Munculnya nama-nama perempuan ‘bermasalah’ dan koruptor di parlemen dan dunia politik memunculkan stigma buruk terhadap keberadaan perempuan dalam berpolitik. Sebut saja nama Angelina Sondakh, Chairrun Nisa, Ratu Atut Khosiyah (Gubernur Banten), dan beberapa nama lainnya yang terjerat kasus hukum. Maka stigma buruk seperti ini harus mampu ‘dibayar’ oleh karya-karya dan prestasi para perempuan lainnya di dunia politik untuk menghapus anggapan bahwa perempuan di Parlemen tidak lebih ‘rakus’ dari kaum lelaki. Tentu masih banyak perempuan anggota Parlemen lainnya yang berprestasi dan berkarya; perlu kita berikan apresiasi.
Untuk menghadapi Pemilu Legislatif 2014 mendatang, fakta yang terjadi hari ini, karena yang dikejar pemenuhan quota 30% keterwakilan perempuan dalam pencalonan anggota legislatif baik pusat maupun daerah, partai politik cenderung tidak selektif dalam menempatkan perempuan-perempuan wakil mereka. Bahasa sederhananya, main ‘comot’ yang penting quota terpenuhi. Banyak Parpol yang mengobral kursi legeislatif mereka untuk kaum prempuan tanpa seleksi yang ketat. Cara berpikir seperti ini tentu sangat membahayakan bagi keberlangsungan politik negeri ini. Lebih dari itu, sebenarnya akan sangat berbahaya juga terhadap keberadaan perempuan itu sendiri dalam dunia politik mendatang.
Maksud saya, jika pada parhelatan pemilihan legislative tahun 2014 mendatang kaum perempuan yang dicalonkan tersebut berasal dari kader atau calon ‘asal comot’ oleh partai demi pemenuhan quota 30% maka tidak menuntup kemungkinan akan duduklah perempuan-perempuan yang tidak berkualitas di Parlemen. Ketika mereka duduk dan kemudian tidak mampu mempresentasikan diri mereka sebagai wakil rakyat yang baik dan semestinya, maka itu akan mengecewakan konstituen yang mereka wakili dan rakyat negeri ini pada umumnya.

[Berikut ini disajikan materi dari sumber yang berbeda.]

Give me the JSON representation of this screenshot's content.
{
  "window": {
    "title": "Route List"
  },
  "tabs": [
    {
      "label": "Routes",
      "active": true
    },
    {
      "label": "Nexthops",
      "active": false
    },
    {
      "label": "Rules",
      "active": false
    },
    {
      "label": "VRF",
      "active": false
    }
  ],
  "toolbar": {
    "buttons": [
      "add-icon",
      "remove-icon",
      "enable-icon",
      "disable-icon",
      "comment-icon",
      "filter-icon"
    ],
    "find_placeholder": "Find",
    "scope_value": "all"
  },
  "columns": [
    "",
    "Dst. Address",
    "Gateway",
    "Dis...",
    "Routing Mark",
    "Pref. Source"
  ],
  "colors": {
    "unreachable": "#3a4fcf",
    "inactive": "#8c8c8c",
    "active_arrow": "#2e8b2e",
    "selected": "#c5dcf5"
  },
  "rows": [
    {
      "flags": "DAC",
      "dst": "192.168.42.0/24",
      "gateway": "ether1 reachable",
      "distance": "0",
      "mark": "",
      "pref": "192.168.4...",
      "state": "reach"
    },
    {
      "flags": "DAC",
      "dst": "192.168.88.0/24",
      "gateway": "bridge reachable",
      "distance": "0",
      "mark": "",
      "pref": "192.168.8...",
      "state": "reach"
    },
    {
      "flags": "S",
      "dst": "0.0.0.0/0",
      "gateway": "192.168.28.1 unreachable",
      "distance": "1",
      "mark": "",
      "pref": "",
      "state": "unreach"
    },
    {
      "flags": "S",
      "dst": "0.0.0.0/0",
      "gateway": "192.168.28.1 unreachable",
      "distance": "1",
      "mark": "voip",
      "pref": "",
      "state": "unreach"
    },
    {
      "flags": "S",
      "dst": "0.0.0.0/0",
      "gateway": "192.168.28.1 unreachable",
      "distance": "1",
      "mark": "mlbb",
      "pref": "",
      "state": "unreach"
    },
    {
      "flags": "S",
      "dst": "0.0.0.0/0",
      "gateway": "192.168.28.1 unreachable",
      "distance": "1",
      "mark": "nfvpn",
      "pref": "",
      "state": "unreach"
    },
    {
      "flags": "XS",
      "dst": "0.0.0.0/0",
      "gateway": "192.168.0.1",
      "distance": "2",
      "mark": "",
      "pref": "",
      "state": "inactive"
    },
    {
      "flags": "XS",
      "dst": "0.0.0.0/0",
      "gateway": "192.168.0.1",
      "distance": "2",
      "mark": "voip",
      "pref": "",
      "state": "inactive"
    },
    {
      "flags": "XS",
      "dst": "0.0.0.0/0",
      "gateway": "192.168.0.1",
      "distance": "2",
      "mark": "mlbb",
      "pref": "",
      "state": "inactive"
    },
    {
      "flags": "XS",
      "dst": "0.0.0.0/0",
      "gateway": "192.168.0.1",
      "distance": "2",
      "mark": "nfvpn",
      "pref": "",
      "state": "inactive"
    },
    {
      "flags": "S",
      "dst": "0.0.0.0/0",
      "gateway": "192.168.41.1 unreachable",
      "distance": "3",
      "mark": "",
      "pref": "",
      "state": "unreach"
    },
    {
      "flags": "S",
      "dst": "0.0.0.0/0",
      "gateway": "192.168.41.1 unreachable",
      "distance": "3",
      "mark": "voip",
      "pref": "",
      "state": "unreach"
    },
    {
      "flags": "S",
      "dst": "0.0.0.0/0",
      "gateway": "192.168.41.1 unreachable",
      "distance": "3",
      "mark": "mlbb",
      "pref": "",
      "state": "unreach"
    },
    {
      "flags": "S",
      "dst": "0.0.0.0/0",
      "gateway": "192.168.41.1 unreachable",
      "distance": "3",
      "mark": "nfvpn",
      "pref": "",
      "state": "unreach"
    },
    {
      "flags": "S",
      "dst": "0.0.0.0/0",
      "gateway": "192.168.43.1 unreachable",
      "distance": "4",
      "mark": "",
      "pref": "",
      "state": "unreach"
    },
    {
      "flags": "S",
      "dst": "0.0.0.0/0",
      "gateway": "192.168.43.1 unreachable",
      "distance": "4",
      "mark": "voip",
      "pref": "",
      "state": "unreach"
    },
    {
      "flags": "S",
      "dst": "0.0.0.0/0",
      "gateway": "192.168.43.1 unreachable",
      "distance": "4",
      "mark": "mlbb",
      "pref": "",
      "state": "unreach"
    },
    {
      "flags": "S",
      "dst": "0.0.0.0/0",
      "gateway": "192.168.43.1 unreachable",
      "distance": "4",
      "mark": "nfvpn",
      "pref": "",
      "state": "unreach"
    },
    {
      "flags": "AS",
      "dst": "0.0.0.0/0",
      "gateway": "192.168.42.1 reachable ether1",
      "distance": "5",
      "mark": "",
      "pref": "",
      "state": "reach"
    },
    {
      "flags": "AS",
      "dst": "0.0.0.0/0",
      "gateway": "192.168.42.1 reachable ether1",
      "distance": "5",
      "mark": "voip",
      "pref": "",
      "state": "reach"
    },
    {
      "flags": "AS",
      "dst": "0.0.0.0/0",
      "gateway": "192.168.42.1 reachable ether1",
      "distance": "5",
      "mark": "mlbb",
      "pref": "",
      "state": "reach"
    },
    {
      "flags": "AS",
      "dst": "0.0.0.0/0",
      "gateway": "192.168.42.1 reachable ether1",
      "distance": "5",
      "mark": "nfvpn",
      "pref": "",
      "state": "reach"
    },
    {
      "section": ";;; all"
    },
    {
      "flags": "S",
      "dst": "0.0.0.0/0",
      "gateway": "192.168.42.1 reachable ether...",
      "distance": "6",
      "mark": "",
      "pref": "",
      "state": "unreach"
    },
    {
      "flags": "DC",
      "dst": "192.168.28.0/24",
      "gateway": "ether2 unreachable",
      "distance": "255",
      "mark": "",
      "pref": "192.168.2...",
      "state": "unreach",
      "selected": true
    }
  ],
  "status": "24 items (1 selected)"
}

Akhirnya, suatu saat nanti akan terbentuk paradigma jelek terhadap kaum perempuan tersebut di dalam dunia politik. Maka dari itu, menurut saya pemenuhan quota (political presence) tidak berbanding lurus dengan sumbangan ide (political idea) yang diberikan. Bahasa lebih sederhananya, banyak jumlahnya belum tentu banyak manfaatnya. Tegasnya, lebih baik tidak perlu memaksakan pemenuhan quota 30% tetapi menempatkan perempuan-perempuan berkualitas di parlemen ketimbang banyak tapi ‘melempem’.
Hal ini tentunya dikembalikan kepada partai pengusung, dan hasilnya pun akan kembali kepada citra partai tersebut. Jika mereka mampu menempatkan perempuan-perempuan berkualitas nantinya di Parlemen maka nama partai dan kader tersebut juga akan dikenang baik oleh masyarakat, dan sebaliknya. Maka dari itu, sudah saatnya mempertegas peran partai dalam menyeleksi dan mendidik para perempuan kader mereka. Partai harus mampu memberikan peningkatan kualitas perempuan dengan memberikan pendidikan dan pengkaderan politik yang baik. Partai juga harus memiliki criteria dan persyaratan yang ketat dalam penjaringan calon-calon wakil rakyat perempuan mereka.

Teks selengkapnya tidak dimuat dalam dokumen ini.